I like India at night. It’s like the darkness softens the edges of this place. Maybe it’s because it cools down at night, but it’s more than that. One of the benefits of nighttime is the lightening storms. They turn whole sky turns the most brilliant shade of purple. Don’t worry, I resist the urge to stand out on our three story building during the storms.
This week has been the best week. We started our Monday by visiting an ancient fort and temple at Ramtek. The only way to describe it is that I felt like I was on a movie set, a movie set with lots of monkey poop.
Monkeys wander throughout the fort and visitors are free to feed them. My only piece of advice is to never trust a monkey. They are not nice. Every story about friendly monkeys was a lie. They steal, they hiss, and the whole time I was racking my brain for diseases I could get from a monkey bite.
Despite the terror, it was a very entertaining time. I could have spent days in that fort.
This week in fun stories about language barriers, we were coming back from Ramtek and I offered our driver, Mohammed, some coconut. He quickly responded, “I am not a coconut!” We died laughing, Mohammed too after he realized what I really meant. Good times.
In regards to work, it was another busy week! We got to visit a leper colony. Those women are the sweetest. Leprosy still carriers a very strong stigma here so these women have essentially been abandoned by society. One woman was telling us that her family doesn’t visit because her grandson is engaged and if his fiancé’s family finds out that the grandmother has leprosy they will call off the wedding. It’s been enlightening listening to the dynamics of arranged marriage here in India.
On a positive note we visited the Women in Need shelter in Dattapur and had a zumba class and impromptu dance party. Most of these women used to live on the streets and have a variety of mental health issues. Women in Need helps them deal with these problems, and if they have family to go back to will help them transition back to life with their families.

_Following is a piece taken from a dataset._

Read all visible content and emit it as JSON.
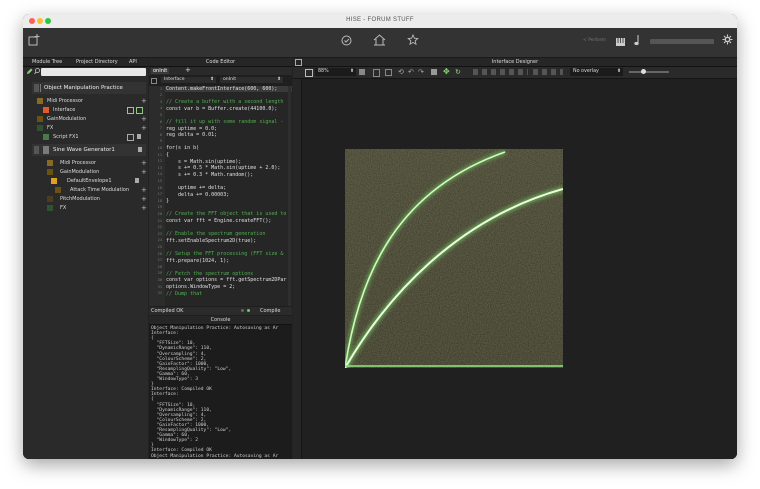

After we visited the shelter in Dattapur we went to see Gandhi’s house. Gandhi famously rejected a life of luxury to live like the common person and his home reflected that perfectly. It was simple cottage with mud floors and a small cot. Just being there gave me so much more appreciation for this man.
After Gandhi’s home we visited Dr. Sharma. Dr. Sharma worked with Gandhi as a freedom fighter. He said, “Gandhi was superhuman, he could fall asleep anywhere.” I wish I had that power.
Dr. Sharma took the time to sit with each one of us and ask us about ourselves, and at 94 years old that is quite a feat. I don’t think even if I reached the age of 200 that I would be as wise as him. He reminded us of the powers of non-violence and truth, and then he said, “Only love will live. Wealth will go, property will go, religions will go, all things will be ceased, but love will live. “
Right?! You just can’t make this kind of stuff up.
Other fun projects this week included painting an orphanage, playing soccer with the kids from the orphanageassisting in a mental health clinic, planting a garden at an old folks home, and visiting the homes of Women in Need patients.
I think sometimes we go foreign countries, especially developing countries thinking we have so much to teach them, but we forget all the things being in a foreign country can teach us. In India I have learned about the goodness of people. For example, Dr. Akash is a psychiatrist, who donated his time, on his birthday no less, to see over 40 mental health patients who couldn’t afford care on their own. I have learned about reverence and respect for life, demonstrated through the Hindu and Buddhists religions here. I have also learned that no one dances better than the Indian population, no one.
In the extremely unlikely chance that you are looking for a good Bollywood movie to watch, I suggest Sairat. It’s so good; you won’t even mind the subtitles.